One advantage startups have over established companies is that there are no discrimination laws about starting businesses. For example, I would be reluctant to start a startup with a woman who had small children, or was likely to have them soon. But you’re not allowed to ask prospective employees if they plan to have kids soon. Believe it or not, under current US law, you’re not even allowed to discriminate on the basis of intelligence. Whereas when you’re starting a company, you can discriminate on any basis you want about who you start it with.
It is amazing to me that this is news.
It’s amazing because almost every woman I know in the tech industry has known about that Paul Graham quote for years. It’s occasionally still brought up at diversity dinners – when people ask why there aren’t more female founders, or more women VCs. It’s not causal, obviously, but it is indicative of an undertone of condoned discrimination. Occasionally a male colleague hears about it for the first time and doesn’t believe it until he’s read it for himself.
I’m six months pregnant at the moment. Maybe that means I’m less capable than I was six months ago. Maybe it means that in another three months my productivity will suffer some sort of precipitous decline, from which it won’t recover for an indeterminate period of time. No one seems to wonder whether my husband’s work ethic will suffer the same fate.
I don’t talk about gender issues very much on this blog because I prefer to focus on things I do, rather than things that happen to be. But during in my time in male-dominated fields, I’ve gotten the sense that people think differently about professional women during and after their transition to motherhood. That perception has long made me rather ambivalent about having a baby in the first place – what would I be doing to my career, exactly?
It’s not really PC to talk about that kind of ambivalence; being concerned about that sort of thing makes a woman sound like a callous careerist with misplaced priorities. But as we’ve entered our late 20s and early 30s, most of my ambitious female friends agonize about “when to do it” and wonder about the economics of freezing eggs. When I was in finance, we joked about it in terms of amortization. Conventional wisdom says that there’s never a good time for anyone – but when one of the gurus of your industry is publicly record talking about how he wouldn’t do a startup with a new mommy, and the joys of being able to discriminate, there’s a sense that your marketability somehow decreases once you’ve reproduced.
This is one of the reasons why I had such a difficult time with “Lean In.” It’s a great message, but it falls short against the reality of cultural conditioning in many industries. Many women I’ve spoken with feel that after their kids, they’ve had to work even harder just to be taken as seriously as they were before. I’m trying to come up with parallels that male colleagues experience, but falling short.
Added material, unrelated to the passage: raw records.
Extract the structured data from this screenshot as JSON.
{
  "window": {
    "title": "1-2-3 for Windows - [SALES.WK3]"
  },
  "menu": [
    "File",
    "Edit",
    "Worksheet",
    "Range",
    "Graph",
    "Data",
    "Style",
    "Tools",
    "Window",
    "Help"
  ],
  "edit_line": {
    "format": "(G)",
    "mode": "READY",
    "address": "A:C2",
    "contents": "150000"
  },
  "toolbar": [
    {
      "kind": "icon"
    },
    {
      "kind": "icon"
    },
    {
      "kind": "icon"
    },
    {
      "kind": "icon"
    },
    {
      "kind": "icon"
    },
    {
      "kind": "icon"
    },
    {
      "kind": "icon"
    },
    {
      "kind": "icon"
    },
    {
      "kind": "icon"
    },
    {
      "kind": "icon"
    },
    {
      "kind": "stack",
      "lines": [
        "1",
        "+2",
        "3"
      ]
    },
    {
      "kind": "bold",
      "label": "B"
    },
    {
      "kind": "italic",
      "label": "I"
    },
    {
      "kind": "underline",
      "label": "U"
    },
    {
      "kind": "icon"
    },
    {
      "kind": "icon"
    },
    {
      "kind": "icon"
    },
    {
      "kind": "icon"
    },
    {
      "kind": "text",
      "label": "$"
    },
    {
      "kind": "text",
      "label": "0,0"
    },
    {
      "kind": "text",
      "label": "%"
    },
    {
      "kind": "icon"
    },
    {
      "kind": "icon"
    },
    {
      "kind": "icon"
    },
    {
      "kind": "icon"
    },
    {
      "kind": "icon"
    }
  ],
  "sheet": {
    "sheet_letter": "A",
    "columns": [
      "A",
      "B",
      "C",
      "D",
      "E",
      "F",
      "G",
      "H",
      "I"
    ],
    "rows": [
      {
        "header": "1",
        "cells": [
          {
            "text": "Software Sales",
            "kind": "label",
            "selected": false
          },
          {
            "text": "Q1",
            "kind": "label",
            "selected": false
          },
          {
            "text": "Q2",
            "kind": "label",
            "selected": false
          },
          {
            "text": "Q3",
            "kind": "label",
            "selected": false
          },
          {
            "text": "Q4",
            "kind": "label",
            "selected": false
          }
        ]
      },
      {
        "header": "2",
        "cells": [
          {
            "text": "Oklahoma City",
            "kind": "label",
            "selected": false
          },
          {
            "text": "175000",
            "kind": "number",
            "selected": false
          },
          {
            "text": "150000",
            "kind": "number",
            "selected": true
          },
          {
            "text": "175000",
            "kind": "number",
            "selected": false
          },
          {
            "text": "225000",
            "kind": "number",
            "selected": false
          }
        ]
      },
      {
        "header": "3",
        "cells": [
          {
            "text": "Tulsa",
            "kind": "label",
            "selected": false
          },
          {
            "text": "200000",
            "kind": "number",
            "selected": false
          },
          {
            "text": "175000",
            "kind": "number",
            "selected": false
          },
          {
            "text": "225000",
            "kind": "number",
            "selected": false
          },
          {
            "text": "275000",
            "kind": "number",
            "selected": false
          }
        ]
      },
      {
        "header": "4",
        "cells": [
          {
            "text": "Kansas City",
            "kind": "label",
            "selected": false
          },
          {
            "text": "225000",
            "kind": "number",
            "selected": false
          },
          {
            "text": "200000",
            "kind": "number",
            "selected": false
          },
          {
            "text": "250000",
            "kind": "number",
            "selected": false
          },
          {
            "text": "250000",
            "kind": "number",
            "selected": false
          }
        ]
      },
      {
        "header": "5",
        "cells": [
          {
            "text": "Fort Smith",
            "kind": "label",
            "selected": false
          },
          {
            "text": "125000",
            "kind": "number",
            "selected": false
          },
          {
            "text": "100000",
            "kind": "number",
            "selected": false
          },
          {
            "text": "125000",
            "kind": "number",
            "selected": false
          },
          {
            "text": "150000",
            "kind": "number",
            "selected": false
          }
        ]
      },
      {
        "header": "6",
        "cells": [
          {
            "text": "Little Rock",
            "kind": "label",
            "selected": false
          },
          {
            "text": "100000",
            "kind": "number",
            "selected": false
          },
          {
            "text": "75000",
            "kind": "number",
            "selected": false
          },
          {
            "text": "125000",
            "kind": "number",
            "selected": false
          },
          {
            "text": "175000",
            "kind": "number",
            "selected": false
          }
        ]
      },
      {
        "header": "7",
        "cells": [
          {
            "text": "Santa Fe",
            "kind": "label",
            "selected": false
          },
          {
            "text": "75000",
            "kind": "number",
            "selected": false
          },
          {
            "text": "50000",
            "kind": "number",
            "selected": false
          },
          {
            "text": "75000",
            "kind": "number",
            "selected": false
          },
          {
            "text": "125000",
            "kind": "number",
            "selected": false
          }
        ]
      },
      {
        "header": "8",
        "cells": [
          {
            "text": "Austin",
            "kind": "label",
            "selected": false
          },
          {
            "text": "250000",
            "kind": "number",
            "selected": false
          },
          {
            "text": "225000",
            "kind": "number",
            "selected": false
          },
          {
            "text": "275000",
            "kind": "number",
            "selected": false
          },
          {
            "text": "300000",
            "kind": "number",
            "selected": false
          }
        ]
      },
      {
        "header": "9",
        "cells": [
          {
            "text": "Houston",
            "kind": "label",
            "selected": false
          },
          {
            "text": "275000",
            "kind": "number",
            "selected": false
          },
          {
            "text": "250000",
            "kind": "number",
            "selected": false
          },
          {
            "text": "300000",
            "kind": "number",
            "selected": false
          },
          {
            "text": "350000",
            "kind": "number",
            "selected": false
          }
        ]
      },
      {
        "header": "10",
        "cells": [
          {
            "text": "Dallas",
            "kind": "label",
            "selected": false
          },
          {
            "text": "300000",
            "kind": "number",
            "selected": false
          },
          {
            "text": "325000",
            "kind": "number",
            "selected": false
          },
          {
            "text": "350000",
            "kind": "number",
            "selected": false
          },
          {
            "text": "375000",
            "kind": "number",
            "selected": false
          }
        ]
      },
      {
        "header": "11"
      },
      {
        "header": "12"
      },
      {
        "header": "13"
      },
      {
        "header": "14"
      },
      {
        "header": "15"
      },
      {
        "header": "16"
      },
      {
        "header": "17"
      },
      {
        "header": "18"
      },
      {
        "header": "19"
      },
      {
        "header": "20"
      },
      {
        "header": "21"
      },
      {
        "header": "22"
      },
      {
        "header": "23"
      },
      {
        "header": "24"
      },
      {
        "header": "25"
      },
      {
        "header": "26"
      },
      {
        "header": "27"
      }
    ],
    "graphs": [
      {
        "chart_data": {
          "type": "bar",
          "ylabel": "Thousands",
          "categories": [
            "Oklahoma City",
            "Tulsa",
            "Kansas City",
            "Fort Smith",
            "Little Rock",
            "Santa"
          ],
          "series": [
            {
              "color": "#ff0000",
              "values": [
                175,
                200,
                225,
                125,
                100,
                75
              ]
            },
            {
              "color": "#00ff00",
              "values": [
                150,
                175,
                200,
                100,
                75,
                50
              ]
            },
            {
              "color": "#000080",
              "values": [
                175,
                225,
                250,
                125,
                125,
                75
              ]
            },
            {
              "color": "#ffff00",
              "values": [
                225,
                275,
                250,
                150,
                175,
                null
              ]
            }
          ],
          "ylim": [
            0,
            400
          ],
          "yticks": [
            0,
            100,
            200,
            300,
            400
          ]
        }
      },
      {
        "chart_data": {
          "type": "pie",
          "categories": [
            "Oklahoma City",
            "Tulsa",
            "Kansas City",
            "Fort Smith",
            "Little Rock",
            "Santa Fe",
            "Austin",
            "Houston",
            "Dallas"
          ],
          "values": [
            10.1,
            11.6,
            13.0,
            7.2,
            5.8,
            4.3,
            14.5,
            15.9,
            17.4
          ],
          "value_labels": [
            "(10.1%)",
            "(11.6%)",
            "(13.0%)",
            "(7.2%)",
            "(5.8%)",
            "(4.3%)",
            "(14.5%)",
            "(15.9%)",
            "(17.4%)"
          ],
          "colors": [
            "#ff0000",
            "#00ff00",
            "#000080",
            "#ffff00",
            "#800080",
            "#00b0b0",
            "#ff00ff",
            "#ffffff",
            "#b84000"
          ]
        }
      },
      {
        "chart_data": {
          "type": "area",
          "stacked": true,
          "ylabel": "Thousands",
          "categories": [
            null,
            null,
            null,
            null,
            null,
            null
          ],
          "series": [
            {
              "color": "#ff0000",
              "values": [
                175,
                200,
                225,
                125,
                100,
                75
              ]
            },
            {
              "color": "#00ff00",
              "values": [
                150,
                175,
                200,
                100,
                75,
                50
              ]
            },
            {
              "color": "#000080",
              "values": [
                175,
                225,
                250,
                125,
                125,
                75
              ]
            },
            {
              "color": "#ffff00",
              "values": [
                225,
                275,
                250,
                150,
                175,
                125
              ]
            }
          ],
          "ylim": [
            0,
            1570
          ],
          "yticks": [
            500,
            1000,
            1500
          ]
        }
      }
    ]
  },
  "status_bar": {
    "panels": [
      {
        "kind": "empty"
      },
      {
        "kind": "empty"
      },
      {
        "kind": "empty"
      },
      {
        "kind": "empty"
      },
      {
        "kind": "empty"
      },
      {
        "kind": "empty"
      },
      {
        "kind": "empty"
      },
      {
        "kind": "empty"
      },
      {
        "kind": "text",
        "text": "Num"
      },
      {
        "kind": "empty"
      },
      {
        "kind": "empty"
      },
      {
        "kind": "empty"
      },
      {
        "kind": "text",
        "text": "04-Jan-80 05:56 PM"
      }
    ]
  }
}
Maybe the best example would be a male employee having major surgery. Sure, there will be a period of adjustment for the company and the individual, but the most likely outcome is known and can be planned for. The person may be physically impaired during recovery, but it’s assumed that his professional capability will be back to normal in no time.
So maybe it’s good that this PG story is news. Maybe it shows that attitudes are changing. But for the moment, I’m still wondering: Can motherhood ever be a biological rite of passage without being a professional one?